Posts Tagged ‘clouded leopard’

Tips for taking pictures at the zoo

Friday, June 26th, 2009

On fathers day, I went to the zoo to take some pictures and I thought I’d share some of the shots and some of the things I have learned about ‘zoo shooting’ that might help you get some great shots at your local zoo.


The first tip is the time of day you go.  The San Antonio Zoo offers early entrance (7:30) to zoo members and I take full advantage of it.  I go early in the morning for a couple of reasons.  First and foremost for me, this is South Texas and it gets really hot really fast.  I don’t do well in the heat so the early start time helps keep me from melting.  Second, and probably a more important reason is that the animals are more alert early in the morning.  They are looking for food and expecting interaction with their keepers.  This is one of those things you might want to contact your zoo about, as there are different schedules for different animals.  For instance, this Cheetah has play time every afternoon and she knows it.  The keeper actually teased her with her toy so I could get this shot on a previous trip.

Attentive Cheetah

Alert Cheetah

By the time I got around to her on this trip, she had already been fed and was just laying around relaxing.


Relaxing Cheetah

I had the same problem with the Sumatran Tiger

Sumatran Tiger

Sumatran Tiger

However the Spotted Hyena was still waiting on breakfast which allowed me to get this intent shot

Spotted Hyena

Spotted Hyena


Another thing folks really hate in zoo shots is having the cage bars in the picture.  Most of the time, they really detract from the story you are trying to tell.  But if you’re careful, you can shoot the shot so the bars/ wire don’t show up.  First get as close to the bars as you can and open the camera aperture wide open to get as much depth of field as you can.  For instance:

Black and White Monkey

I shot this one through wire just like you see in the back ground.  Being very close with the wide open aperture makes it disappear.    Some that can add problems to this is if you can’t get close to the bars/wire.  At the San Antonio Zoo, there are often hedges between the shooter and the bars so you are standing back 3-4 ft from the wire.  In this case you can’t get close.  With a little practice, I was able to shoot using a long zoom lens, with the aperture opened wide up and get pretty much the same effect.


Monkey 2

This one and the one after were shot about 4 ft away from the wire and about 6-7 feet away from the monkey.

Monkey 1

And this one was shot about 7 ft away through black cage wire.


Crested Oropendola

Crested Oropendola

Sometimes, however, the bars can actually add to the story, like this.

Jaguar 2



Another problem photographing zoo animals is shooting through glass.  There are two basic issues with glass.  One is dirty glass that’s smudged with finger/nose prints.  I take a small container of wet wipes and, if the smudges are on the outside, simply clean them before I shoot.  If they are on the inside or you don’t have wipes, the only thing I can suggest is to adjust your angle to hit a clean spot.
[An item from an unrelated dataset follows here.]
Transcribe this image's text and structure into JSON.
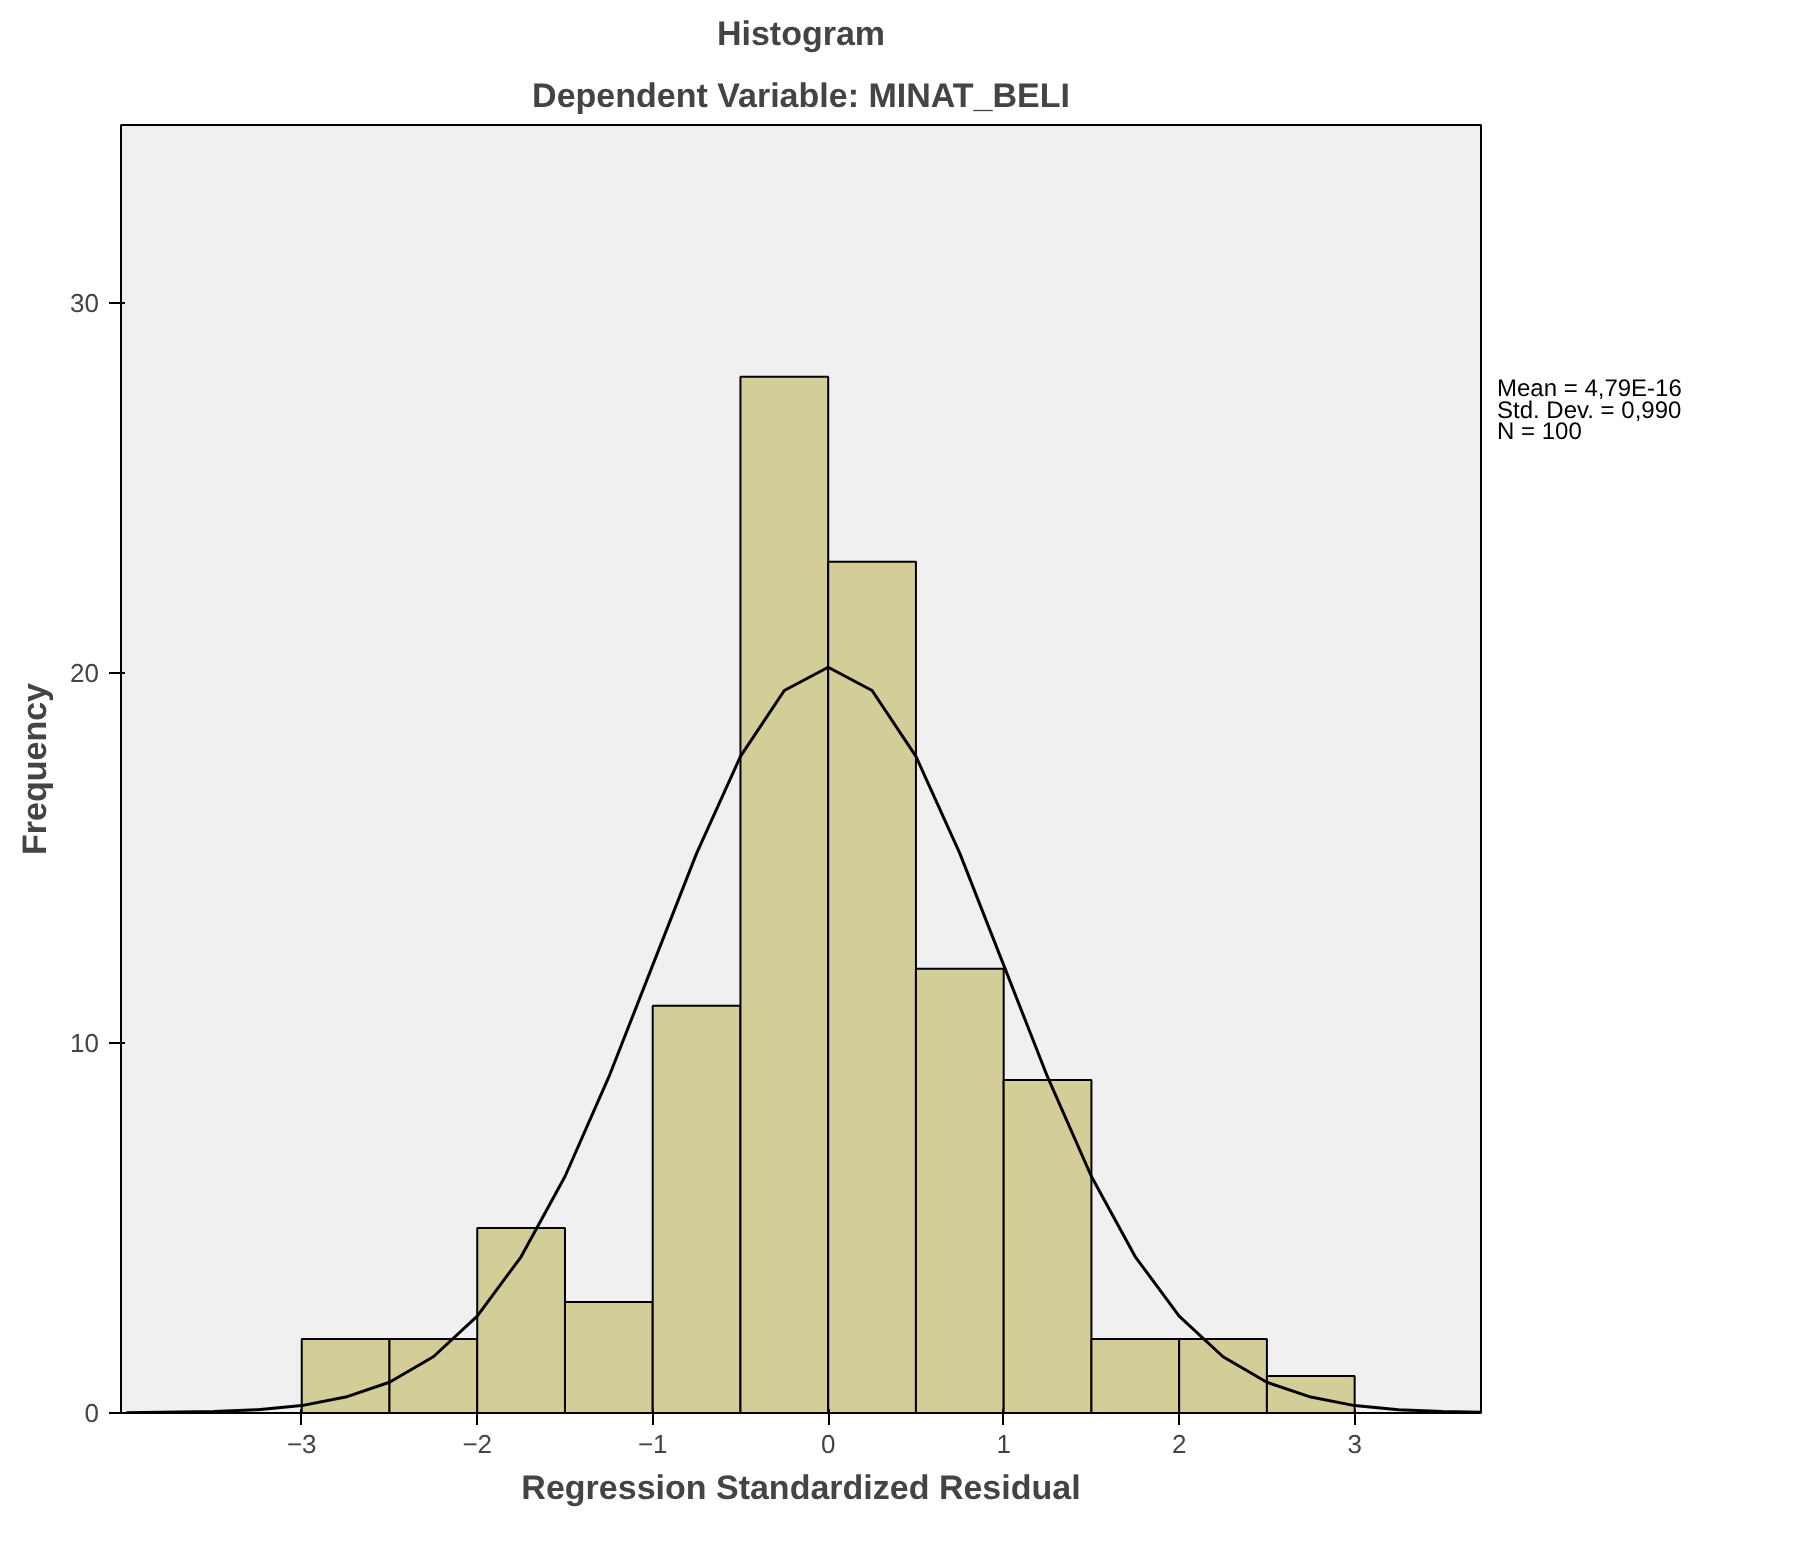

The other problem with shooting through glass is reflections.  These become even worse if you are having to fire the flash.  The key to getting these shots is to change your angle.  Instead of shooting perpendicular to the glass, adjust your angle to 30-45 degrees and the reflections should diminish.  This may take a little trial and error to find the right angle for the shot, but that’s the great thing about digital.

These were all shot through glass by standing at an angle to the glass.


Monkey 3 in Black and White

Clouded Leopard 1

Clouded Leopard

Jaguar 1


And these were shot through glass with a flash.

Komodo Dragon 2

Komodo Dragon

Komodo Dragon 1

Komodo Dragon


So do a little research, gear up and head out to your local zoo for some great photography!  It’s always a blast.